Estados Unidos, por su parte, toma nota. Puede que no lo diga en voz alta, y que sonría, pero lo anota. Y no olvida. Y la próxima vez que Honduras pida cooperación, apoyo o paciencia, la respuesta vendrá acompañada de más condiciones y menos confianza. Porque en política internacional, como en la vida, la credibilidad no se recupera con explicaciones, sino con coherencia.
Para Trump y su administración, es una victoria fácil: mantienen su garrote favorito para cazar narcos en el “patio trasero” centroamericano, reforzando esa vieja dinámica donde EE.UU. dicta y los demás bailan. ¿Soberanía? Ja, más bien una ilusión óptica, como la llegada de la CICIH.
Ahora, vayamos al meollo: ¿cómo afecta esto la lucha contra el narcotráfico interno en Honduras? Honduras no es solo un país; es una autopista dorada para las drogas rumbo al norte. Carteles mexicanos, venezolanos y locales usan nuestras costas y selvas como si fueran un servicio de delivery. El tratado ha sido clave para extraditar peces gordos, reduciendo la impunidad al menos un poquito. Retirar la denuncia lo mantiene vivo, lo que en teoría fortalece la pelea: más presión externa sobre los narcos, más incentivos para que los capos piensen dos veces antes de operar. Pero ay, el sarcasmo El indulto a JOH por Trump envía un mensaje perverso: “Trafica todo lo que quieras, si caes bien con el jefe gringo, sales libre con un perdón presidencial”. ¿Resultado? Los narcos locales podrían envalentonarse, percibiendo la justicia transfronteriza como un chiste de mal gusto. Internamente, sin el tratado, Honduras dependería de su propio sistema judicial, que es un colador: jueces corruptos, procesos lentos y una impunidad que roza el 95% en homicidios. Con el acuerdo vigente, hay un garrote externo, pero ¿y si se usa para perseguir opositores en vez de criminales reales? En un país donde el narco no es solo crimen, sino economía informal –jóvenes sin empleo terminan de mulas o sicarios–, decisiones como esta perpetúan el ciclo vicioso. La pobrería paga con sangre, mientras los líderes posan para la foto.

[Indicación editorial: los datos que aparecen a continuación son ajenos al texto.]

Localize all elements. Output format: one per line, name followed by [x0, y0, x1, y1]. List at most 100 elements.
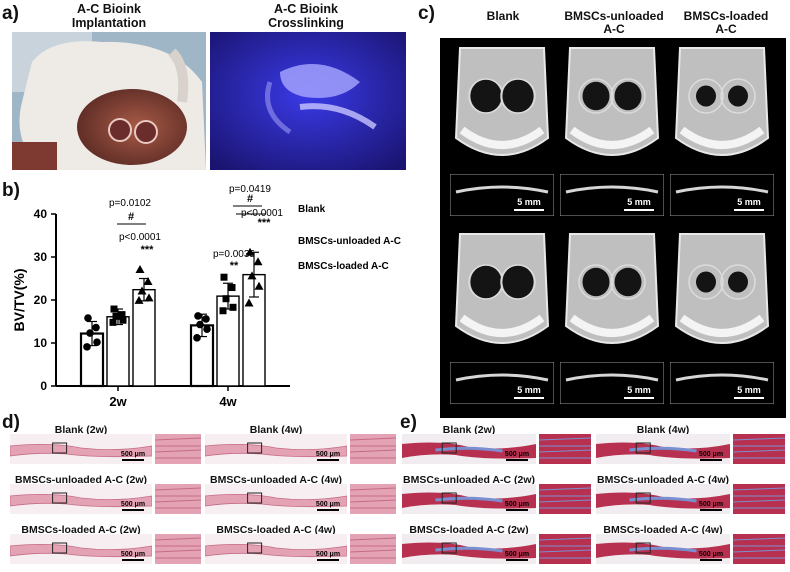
histology-section: 500 μm: [596, 484, 730, 514]
ct-slice-image: 5 mm: [450, 174, 554, 216]
defect-hole: [728, 271, 748, 293]
histology-inset: [539, 434, 591, 464]
defect-rim: [688, 78, 724, 114]
histology-title: Blank (2w): [54, 424, 108, 436]
annotation-p-4w-b: p<0.0001: [241, 208, 283, 219]
defect-rim: [578, 78, 614, 114]
histology-title: Blank (4w): [249, 424, 303, 436]
inset-fiber: [350, 499, 396, 503]
inset-fiber: [539, 437, 591, 441]
tissue-band: [10, 544, 152, 558]
data-point: [219, 307, 227, 315]
y-tick-label: 30: [34, 250, 48, 264]
inset-fiber: [350, 449, 396, 453]
data-point: [86, 329, 94, 337]
annotation-stars2-4w: **: [230, 260, 239, 272]
slice-bone: [675, 185, 769, 194]
bar-2w-1: [106, 316, 130, 387]
inset-fiber: [155, 487, 201, 491]
data-point: [229, 303, 237, 311]
data-point: [137, 286, 147, 295]
zoom-box: [247, 492, 263, 504]
tissue-band: [402, 542, 536, 559]
scale-bar-label: 500 μm: [699, 451, 723, 458]
inset-fiber: [155, 449, 201, 453]
defect-hole: [696, 271, 716, 293]
inset-fiber: [155, 549, 201, 553]
data-point: [220, 273, 228, 281]
defect-hole: [728, 85, 748, 107]
inset-fiber: [733, 499, 785, 503]
scale-bar-label: 500 μm: [121, 501, 145, 508]
ct-slice-image: 5 mm: [670, 362, 774, 404]
scale-bar-label: 500 μm: [505, 501, 529, 508]
col-label-blank: Blank: [486, 9, 520, 23]
histology-section: 500 μm: [10, 534, 152, 564]
row-label-2w: 2w: [415, 116, 433, 137]
histology-section: 500 μm: [205, 534, 347, 564]
y-axis-label: BV/TV(%): [11, 269, 27, 332]
histology-inset: [155, 534, 201, 564]
y-tick-label: 10: [34, 336, 48, 350]
histology-inset: [733, 484, 785, 514]
inset-fiber: [539, 537, 591, 541]
skull-ridge: [569, 126, 655, 149]
zoom-box: [635, 442, 651, 454]
zoom-box: [247, 442, 263, 454]
ct-skull-image: [674, 233, 770, 344]
annotation-p-2w-a: p=0.0102: [109, 198, 151, 209]
ct-slice-image: 5 mm: [560, 174, 664, 216]
data-point: [254, 281, 264, 290]
data-point: [110, 305, 118, 313]
bar-2w-2: [132, 288, 156, 387]
data-point: [134, 295, 144, 304]
histology-title: BMSCs-loaded A-C (2w): [409, 524, 529, 536]
annotation-hash-2w: #: [128, 211, 134, 223]
histology-title: Blank (4w): [636, 424, 690, 436]
y-tick-label: 40: [34, 207, 48, 221]
skull-ridge: [679, 126, 765, 149]
skull-ridge: [459, 314, 545, 337]
scale-bar-label: 500 μm: [505, 451, 529, 458]
histology-section: 500 μm: [10, 434, 152, 464]
defect-hole: [502, 265, 534, 299]
histology-inset: [733, 434, 785, 464]
crosslinking-photo: [210, 32, 406, 170]
panel-d-letter: d): [2, 412, 20, 433]
histology-title: BMSCs-loaded A-C (2w): [21, 524, 141, 536]
x-tick-label-2w: 2w: [109, 394, 127, 409]
data-point: [196, 320, 204, 329]
defect-rim: [578, 264, 614, 300]
scale-bar-label: 500 μm: [121, 451, 145, 458]
inset-fiber: [155, 537, 201, 541]
scale-bar-label: 500 μm: [316, 551, 340, 558]
histology-section: 500 μm: [596, 534, 730, 564]
histology-section: 500 μm: [402, 434, 536, 464]
slice-bone: [455, 373, 549, 382]
zoom-box: [441, 542, 457, 554]
inset-fiber: [539, 499, 591, 503]
data-point: [228, 284, 236, 292]
defect-rim: [610, 78, 646, 114]
histology-title: BMSCs-loaded A-C (4w): [603, 524, 723, 536]
histology-section: 500 μm: [205, 434, 347, 464]
histology-title: Blank (2w): [442, 424, 496, 436]
data-point: [253, 257, 263, 266]
defect-rim: [610, 264, 646, 300]
inset-fiber: [155, 499, 201, 503]
slice-bone: [565, 373, 659, 382]
inset-fiber: [539, 549, 591, 553]
tissue-band: [10, 444, 152, 458]
zoom-box: [247, 542, 263, 554]
row-label-4w: 4w: [415, 303, 433, 324]
zoom-box: [635, 542, 651, 554]
histology-inset: [350, 534, 396, 564]
data-point: [194, 312, 202, 320]
histology-inset: [350, 434, 396, 464]
ct-skull-image: [454, 47, 550, 156]
data-point: [143, 277, 153, 286]
ct-skull-image: [564, 47, 660, 156]
panel-a-right-title: A-C Bioink Crosslinking: [268, 2, 344, 30]
annotation-p-4w-a: p=0.0419: [229, 184, 271, 195]
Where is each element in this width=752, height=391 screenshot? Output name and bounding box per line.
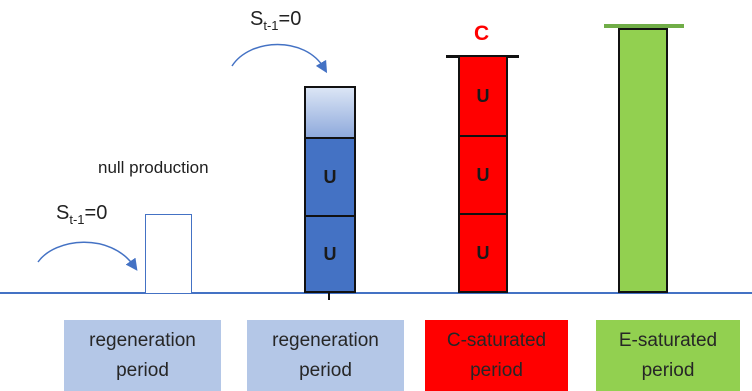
baseline <box>0 292 752 294</box>
blue-bar-light-cell <box>306 88 354 139</box>
blue-bar-tick <box>328 292 330 300</box>
red-bar-u-cell-3: U <box>476 242 490 263</box>
null-production-bar <box>145 214 192 293</box>
null-production-label: null production <box>98 158 209 177</box>
s-t-minus-1-label-2: St-1=0 <box>250 8 302 33</box>
blue-bar-u-cell-1: U <box>306 139 354 217</box>
green-cap-line <box>604 24 684 28</box>
blue-bar-u-cell-2: U <box>306 217 354 291</box>
caption-regeneration-period-2: regeneration period <box>247 320 404 391</box>
red-bar-u-cell-1: U <box>460 57 506 137</box>
red-bar: U U U <box>458 57 508 293</box>
curved-arrow-2 <box>231 43 328 74</box>
caption-regeneration-period-1: regeneration period <box>64 320 221 391</box>
blue-bar: U U <box>304 86 356 293</box>
red-cap-line <box>446 55 519 58</box>
s-t-minus-1-label-1: St-1=0 <box>56 202 108 227</box>
red-bar-u-cell-2: U <box>460 137 506 215</box>
green-bar <box>618 28 668 293</box>
curved-arrow-1 <box>37 241 138 271</box>
caption-e-saturated-period: E-saturated period <box>596 320 740 391</box>
caption-c-saturated-period: C-saturated period <box>425 320 568 391</box>
c-marker: C <box>474 22 490 45</box>
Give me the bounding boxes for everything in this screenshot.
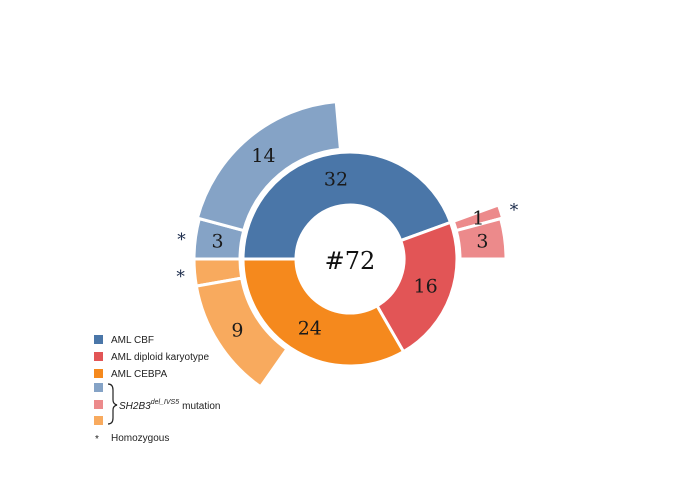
legend-swatch-mutation-cebpa [94, 416, 103, 425]
legend-swatch-aml-cebpa [94, 369, 103, 378]
legend-mutation-gene: SH2B3 [119, 401, 151, 412]
outer-label-aml-cbf-homozygous: 3 [212, 231, 224, 253]
legend-homozygous-symbol: * [95, 434, 99, 445]
inner-segment-aml-cbf [241, 150, 453, 261]
homozygous-star-aml-cebpa: * [176, 267, 185, 287]
inner-label-aml-diploid-karyotype: 16 [414, 276, 438, 298]
outer-label-aml-diploid-karyotype-homozygous: 1 [472, 208, 484, 230]
legend-swatch-aml-cbf [94, 335, 103, 344]
legend-brace [107, 383, 118, 425]
outer-label-aml-cbf-heterozygous: 14 [251, 145, 275, 167]
outer-label-aml-cebpa-heterozygous: 9 [231, 320, 243, 342]
outer-segment-aml-cbf-heterozygous [195, 99, 343, 233]
inner-segment-aml-cebpa [241, 257, 406, 368]
chart-segments [192, 99, 508, 389]
legend-label-aml-cebpa: AML CEBPA [111, 369, 167, 380]
outer-segment-aml-cebpa-heterozygous [194, 276, 289, 389]
inner-label-aml-cbf: 32 [324, 169, 348, 191]
homozygous-star-aml-cbf: * [177, 230, 186, 250]
chart-segment-labels: 32 3 * 14 16 1 * 3 24 * 9 [176, 145, 518, 342]
legend-label-mutation: SH2B3del_IVS5 mutation [119, 399, 220, 412]
center-total-label: #72 [325, 247, 376, 275]
outer-label-aml-diploid-karyotype-heterozygous: 3 [476, 231, 488, 253]
legend-mutation-suffix: mutation [182, 401, 220, 412]
legend-swatch-aml-diploid [94, 352, 103, 361]
inner-segment-aml-diploid-karyotype [374, 220, 459, 354]
outer-segment-aml-diploid-karyotype-heterozygous [454, 216, 508, 261]
legend-label-aml-diploid: AML diploid karyotype [111, 352, 209, 363]
legend-label-aml-cbf: AML CBF [111, 335, 154, 346]
legend-swatch-mutation-diploid [94, 400, 103, 409]
inner-label-aml-cebpa: 24 [298, 318, 322, 340]
legend-swatch-mutation-cbf [94, 383, 103, 392]
homozygous-star-aml-diploid-karyotype: * [510, 200, 519, 220]
chart-legend: AML CBF AML diploid karyotype AML CEBPA … [94, 335, 220, 445]
legend-label-homozygous: Homozygous [111, 433, 169, 444]
legend-mutation-superscript: del_IVS5 [151, 399, 180, 406]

Al final, la discusión no debería ser si la extradición es buena o mala. Ese es un falso debate. La verdadera pregunta es por qué necesitamos enviar a nuestros criminales más peligrosos fuera de nuestras fronteras para que enfrenten justicia. Y la respuesta es incómoda, pero evidente: porque aquí la justicia, muchas veces, no alcanza.
Jugar con la extradición no es un acto de valentía ni de dignidad nacional. Es una apuesta riesgosa en un país donde el margen de error ya es mínimo. El tratado sigue vigente, sí. Pero quedó claro que puede temblar. Y cuando la ley tiembla, quienes viven al margen de ella aprenden rápido.
En Honduras, lamentablemente, los criminales suelen aprender más rápido que el Estado.